Two women, five locations, two thousand bricks, one working week. Wall Work is a five-day performance in which Michaela Gleave and Kate Mitchell will build and then dismantle a wall, brick by brick, every day over five consecutive days. Occupying five major public and pedestrian zones in Melbourne’s CBD, Wall Work intervenes into the urban environment, blurring the lines between art and labour and altering our use and perception of the city landscape.
About the artist/s:
Michaela Gleave
Michaela Gleave is a visual artist living and working in Sydney, Australia. Her practice concerns the physicality of sensorial perception, and frequently centres on naturally occurring, everyday phenomena that test the boundaries of perceptual experience. Working with materials such as cloud, light, rain and ice within constructed, architectural spaces, Gleave’s often-illusory installations hover at the junction between art and science, operating between the spaces of personal experience and global understanding. Returning repeatedly to the atmosphere and global airspace as the site for her work, Gleave’s installations and interventions question the relationship we have with our surroundings, allowing us to experience the processes by which we comprehend reality and rethink our presence within it.

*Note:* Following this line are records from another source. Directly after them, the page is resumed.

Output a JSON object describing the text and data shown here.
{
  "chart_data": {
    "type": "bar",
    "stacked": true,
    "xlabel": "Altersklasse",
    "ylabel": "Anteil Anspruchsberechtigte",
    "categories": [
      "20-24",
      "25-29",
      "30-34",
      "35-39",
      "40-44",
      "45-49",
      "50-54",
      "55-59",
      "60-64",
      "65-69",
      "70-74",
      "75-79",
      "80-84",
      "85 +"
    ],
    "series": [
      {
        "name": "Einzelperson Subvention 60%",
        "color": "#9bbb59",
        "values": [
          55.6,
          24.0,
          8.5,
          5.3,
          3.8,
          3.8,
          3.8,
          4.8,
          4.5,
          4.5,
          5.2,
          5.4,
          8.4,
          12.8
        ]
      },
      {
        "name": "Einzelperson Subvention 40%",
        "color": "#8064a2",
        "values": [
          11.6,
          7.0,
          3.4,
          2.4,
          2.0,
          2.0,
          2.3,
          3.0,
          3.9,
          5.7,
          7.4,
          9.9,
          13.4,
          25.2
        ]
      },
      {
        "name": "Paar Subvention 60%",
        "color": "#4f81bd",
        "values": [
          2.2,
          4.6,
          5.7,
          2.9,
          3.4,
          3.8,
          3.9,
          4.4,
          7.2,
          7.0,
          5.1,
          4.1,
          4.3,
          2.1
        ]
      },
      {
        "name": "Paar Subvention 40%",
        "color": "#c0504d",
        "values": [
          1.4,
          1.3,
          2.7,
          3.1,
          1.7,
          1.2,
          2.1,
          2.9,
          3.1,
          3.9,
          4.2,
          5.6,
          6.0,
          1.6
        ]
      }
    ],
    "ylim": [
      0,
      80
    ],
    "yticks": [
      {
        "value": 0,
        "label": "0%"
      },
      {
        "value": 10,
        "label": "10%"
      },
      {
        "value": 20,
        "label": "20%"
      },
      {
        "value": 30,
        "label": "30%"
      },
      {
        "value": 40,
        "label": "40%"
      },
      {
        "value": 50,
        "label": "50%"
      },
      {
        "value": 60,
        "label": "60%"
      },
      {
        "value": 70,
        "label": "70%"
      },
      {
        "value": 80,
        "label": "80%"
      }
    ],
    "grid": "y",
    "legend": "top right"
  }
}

Gleave was born in central Australia in 1980 before moving to North-West Tasmania as a child. She holds a MFA in Sculpture, Performance and Installation from the College of Fine Arts, UNSW (2007), and a BFA (Honours First Class) from the School of Art, Hobart, UTAS (2003). Gleave has been awarded a Marten Bequest Travelling Scholarship to facilitate a research program in Iceland, Berlin and Central Australia during 2010 and was recently awarded an Australia Council for the Arts New Work grant. In 2008 Gleave completed a directorship at Firstdraft Gallery and is currently on the board of runway magazine as well as being a member of the dialogue-based collective The Free Association. Recent exhibitions include: Primavera 09 at the Museum of Contemporary Art, Sydney (2009); Snowdrift (solo) at MOP Projects, Sydney (2009); Game is Good at Firstdraft Gallery, Sydney (2009); Membrane at Federation Square, Melbourne as part of the Next Wave Festival (2008); and Constructing Space: Experiments in Light (solo) at Tin Sheds Gallery, Sydney (2007).
Kate Mitchell
Kate Mitchell was born in 1982 in Sydney, Australia. She currently lives and works in Sydney. In 2006, she received First Class Honours for her Bachelor of Fine Arts (Photomedia) from the College of Fine Arts at the University of New South Wales and completed a Masters of Fine Arts in 2008 at the same institution.

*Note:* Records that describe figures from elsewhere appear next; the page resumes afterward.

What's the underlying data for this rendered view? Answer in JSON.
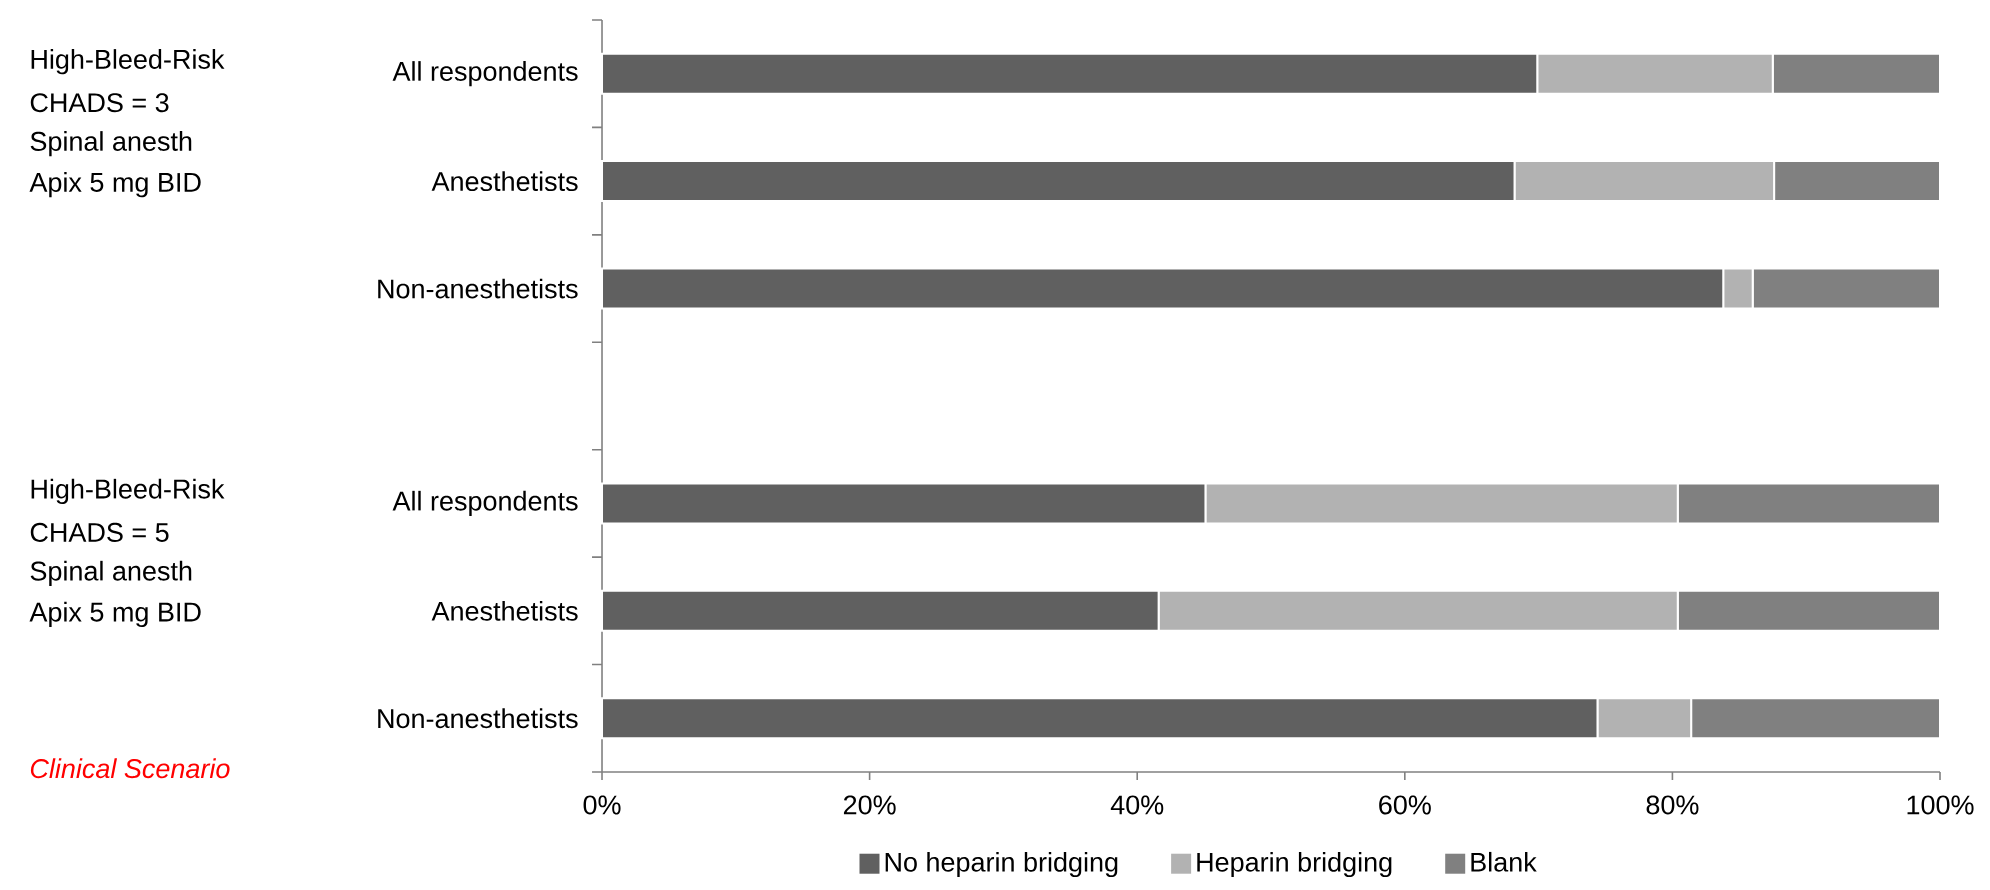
{
  "chart_data": {
    "type": "bar",
    "orientation": "horizontal",
    "stacked": true,
    "categories": [
      "All respondents",
      "Anesthetists",
      "Non-anesthetists",
      null,
      "All respondents",
      "Anesthetists",
      "Non-anesthetists"
    ],
    "series": [
      {
        "name": "No heparin bridging",
        "color": "#606060",
        "values": [
          69.9,
          68.2,
          83.8,
          null,
          45.1,
          41.6,
          74.4
        ]
      },
      {
        "name": "Heparin bridging",
        "color": "#b2b2b2",
        "values": [
          17.6,
          19.4,
          2.2,
          null,
          35.3,
          38.8,
          7.0
        ]
      },
      {
        "name": "Blank",
        "color": "#808080",
        "values": [
          12.5,
          12.4,
          14.0,
          null,
          19.6,
          19.6,
          18.6
        ]
      }
    ],
    "xlim": [
      0,
      100
    ],
    "xticks": [
      {
        "value": 0,
        "label": "0%"
      },
      {
        "value": 20,
        "label": "20%"
      },
      {
        "value": 40,
        "label": "40%"
      },
      {
        "value": 60,
        "label": "60%"
      },
      {
        "value": 80,
        "label": "80%"
      },
      {
        "value": 100,
        "label": "100%"
      }
    ],
    "legend": "bottom",
    "annotations": [
      "High-Bleed-Risk",
      "CHADS = 3",
      "Spinal anesth",
      "Apix 5 mg BID",
      "High-Bleed-Risk",
      "CHADS = 5",
      "Spinal anesth",
      "Apix 5 mg BID",
      "Clinical Scenario"
    ]
  }
}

Mitchell adopts performance, video, sculptural elements and drawings to explore the power of the human mind to will ideas into existence; explores the physical limits of the body and the mind through rigorous actions and is driven by a desire to make reality, a particular space of the imagination which belongs to childhood reverie.
Her work encourages the audience to embark upon a quest/direction of no meaning, a journey towards greater comfort and awareness of the paradox. Her work aims to invite comedy, absurdity and slapstick into the viewers experience and to bring about an awareness of being in the body.

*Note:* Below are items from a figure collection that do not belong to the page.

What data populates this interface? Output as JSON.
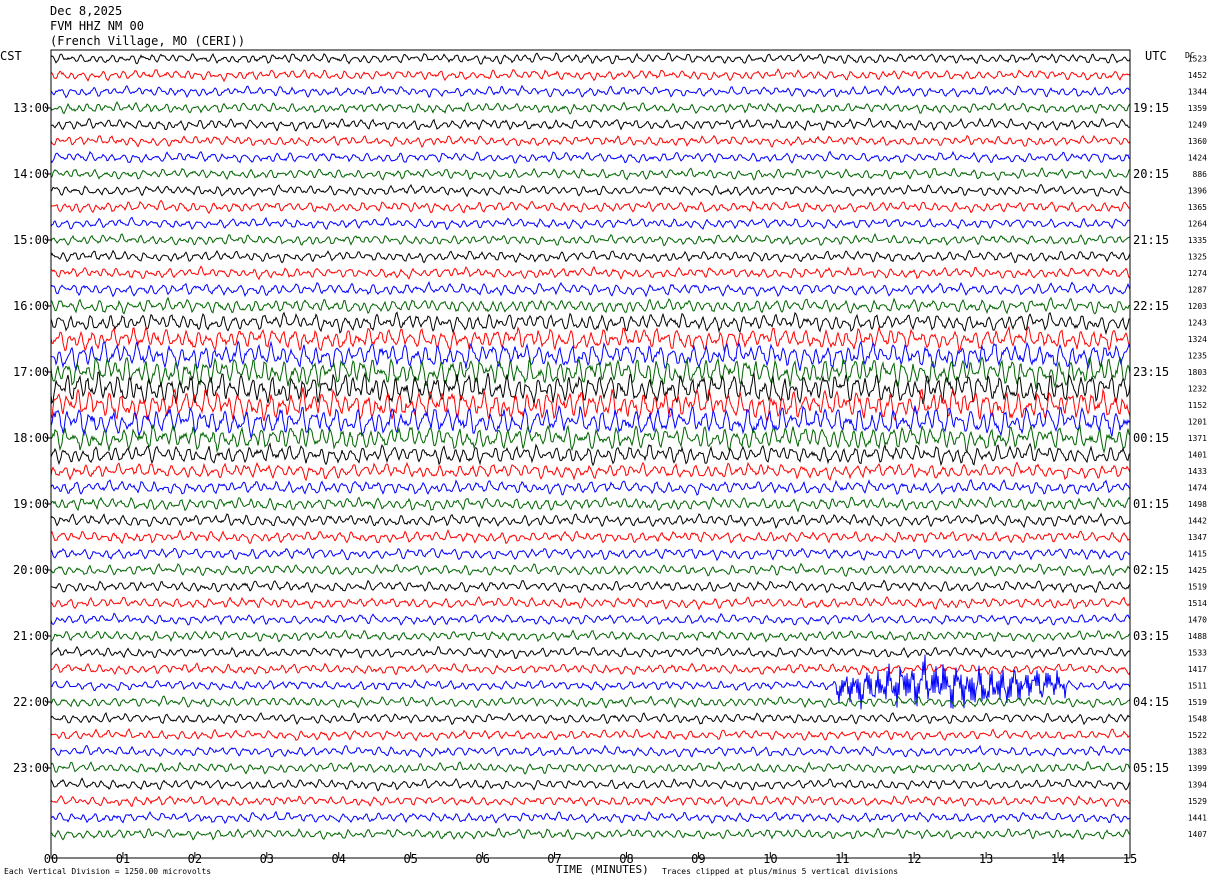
{
  "header": {
    "date": "Dec 8,2025",
    "station": "FVM HHZ NM 00",
    "location": "(French Village, MO (CERI))"
  },
  "left_tz": "CST",
  "right_tz": "UTC",
  "dc_label": "DC",
  "footer": {
    "scale": "Each Vertical Division = 1250.00 microvolts",
    "xlabel": "TIME (MINUTES)",
    "clip": "Traces clipped at plus/minus 5 vertical divisions"
  },
  "chart_data": {
    "type": "line",
    "title": "",
    "xlabel": "TIME (MINUTES)",
    "xlim": [
      0,
      15
    ],
    "x_ticks": [
      "00",
      "01",
      "02",
      "03",
      "04",
      "05",
      "06",
      "07",
      "08",
      "09",
      "10",
      "11",
      "12",
      "13",
      "14",
      "15"
    ],
    "trace_count": 48,
    "trace_interval_minutes": 15,
    "trace_colors": [
      "#000000",
      "#ff0000",
      "#0000ff",
      "#006400"
    ],
    "left_hour_labels": [
      "13:00",
      "14:00",
      "15:00",
      "16:00",
      "17:00",
      "18:00",
      "19:00",
      "20:00",
      "21:00",
      "22:00",
      "23:00"
    ],
    "right_hour_labels": [
      "19:15",
      "20:15",
      "21:15",
      "22:15",
      "23:15",
      "00:15",
      "01:15",
      "02:15",
      "03:15",
      "04:15",
      "05:15"
    ],
    "dc_offsets": [
      "1523",
      "1452",
      "1344",
      "1359",
      "1249",
      "1360",
      "1424",
      "886",
      "1396",
      "1365",
      "1264",
      "1335",
      "1325",
      "1274",
      "1287",
      "1203",
      "1243",
      "1324",
      "1235",
      "1803",
      "1232",
      "1152",
      "1201",
      "1371",
      "1401",
      "1433",
      "1474",
      "1498",
      "1442",
      "1347",
      "1415",
      "1425",
      "1519",
      "1514",
      "1470",
      "1488",
      "1533",
      "1417",
      "1511",
      "1519",
      "1548",
      "1522",
      "1383",
      "1399",
      "1394",
      "1529",
      "1441",
      "1407"
    ],
    "trace_amplitude_divisions": [
      1.6,
      1.6,
      1.6,
      1.6,
      1.7,
      1.6,
      1.6,
      1.6,
      1.6,
      1.7,
      1.6,
      1.6,
      1.7,
      1.7,
      1.9,
      2.2,
      2.8,
      3.5,
      4.0,
      4.5,
      4.8,
      4.8,
      4.5,
      3.8,
      3.0,
      2.4,
      2.1,
      2.0,
      1.9,
      1.8,
      1.8,
      1.7,
      1.7,
      1.7,
      1.6,
      1.6,
      1.6,
      1.6,
      1.5,
      1.6,
      1.6,
      1.6,
      1.6,
      1.6,
      1.6,
      1.6,
      1.6,
      1.6
    ],
    "events": [
      {
        "trace_index": 38,
        "start_minute": 10.9,
        "end_minute": 14.1,
        "peak_minute": 12.3,
        "relative_amplitude": 3.0
      }
    ]
  }
}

Exhibitions include: The Night of the Sunglasses, Manzara Perspectives, Istanbul Turkey (2009), Don’t Touch My Rocks, Chalk Horse (2009), The Horn of Plenty: excess and reversibility, Para-Site, Hong Kong (2009), Urban Screenings, Federation Square, Melbourne (2008), Art & About – By George Australia Square, Sydney (2008), Looking Out, (collaboration with Marley Dawson), Macquarie University, Sydney, ICollect The Australian Museum, Canberra (2006), Foil Awards, Little More Gallery, Omotesando, Tokyo (2004).